Neyse asıl konuya döneyim bölümlere medya koydum. Umarım kafanızda şekillendirdiğinize uyuyordur. Eğer uymuyorsa da hayalinizdekiyle devam edin. Şahsen ben okuduğum hikayelerde öyle yapıyorum.
Medyada Büşra var.
Neyse ben çok konuştum galiba :) Yorumlarınızı eksik etmemeniz dileğiyle sizleri seviyorum :) :) :)
Hiç ısınamadığım bu iğrenç yatak her yerime batıyordu. Hemen yanımdaki yatakta pis hırıltılarla horlayan koruma da bu duruma tuz biber oluyordu. Dönüp duruyordum sürekli. Bu şartlar altında nasıl uyumamı bekliyorlardı?
Uyuma fikrini es geçip tavanla bakışarak düşünmeye başladım. Hesaplarıma göre tam bir hafta olmuştu. Temmuzun onlar için asla iş yapmama inadından vazgeçmediği, soğuk bakışlarına maruz kaldığım, mide bulandırıcı korumalarla geçen tam 7 gün. Annemi yavaştan özlemeye başladığım, teyzemle hallerini düşünüp kahrolduğum, Belçimin ne yaptığını bile merak ettiğim tam 168 saat.

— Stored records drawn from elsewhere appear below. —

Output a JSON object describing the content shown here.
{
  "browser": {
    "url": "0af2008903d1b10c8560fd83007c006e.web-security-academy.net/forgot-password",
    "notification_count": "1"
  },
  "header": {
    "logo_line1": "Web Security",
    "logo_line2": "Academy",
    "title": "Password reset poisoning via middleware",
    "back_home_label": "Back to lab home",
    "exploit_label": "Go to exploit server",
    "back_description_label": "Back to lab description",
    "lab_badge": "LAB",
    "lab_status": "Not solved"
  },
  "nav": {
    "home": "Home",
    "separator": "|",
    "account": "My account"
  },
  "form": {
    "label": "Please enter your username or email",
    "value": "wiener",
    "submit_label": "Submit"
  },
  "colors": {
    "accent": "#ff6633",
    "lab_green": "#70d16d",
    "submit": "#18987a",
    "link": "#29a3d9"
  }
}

Suçluluk duygusunun altında eziliyordum. Bir şeylerin sorumluluğu bendeymş gibi hissetmekten yorulmuştum. Hiçbir şeyin kontrolümde olmaması canımı çok sıkıyordu. Ne o pis işlere bulaşmak istiyordum ne de burada kalmak istiyordum. Buradan uzakta olmak istiyordum. Nefesim daralıncaya ayaklarım beni taşıyamayacak hale gelinceye kadar koşmak istiyordum. Sonra da hıçkıra hıçkıra ağlamak. Tüm acıları unuturcasına, yaşadıklarımı bir çırpıda silercesine, içimi karartan hisleri damlalarca atar gibi gözlerimden.
Derin bir soluk aldım. Kendimi keskin bir uçurumun kenarına itmekten başka bir işe yaramıyordu düşünmek. Saçlarımı çekiştirdim. Bu hep kendime gelmemi sağlardı.
Oflayarak yüzüstü döndüm. Uyuyamıyordum. Ben, İlda Akdeniz uyuyamıyordum. Hep düşünmekten. Bu sefer yan tarafıma döndüm. Bir haftadır doğru düzgün uyumamıştım. Bu da etrafta agresif agresif dolaşmama sebep oluyordu.
Yeniden oflayarak doğruldum. Saçlarımı karıştırarak yatakta ne kadar oturdum bilmiyorum. Tayyarı (evet ismi bu şaka gibi) uyandırmamaya çalışarak ayaklarımın ucuna basa basa kapıya yürüdüm. Bir iki dönüp horlamaya devam edince tuttuğum nefesimi verdim. Kapıyı büyük bir dikkatle açarak dışarı çıktım. Ses çıkarmamaya özen göstererek kapıyı kapatıp mutfağa indim.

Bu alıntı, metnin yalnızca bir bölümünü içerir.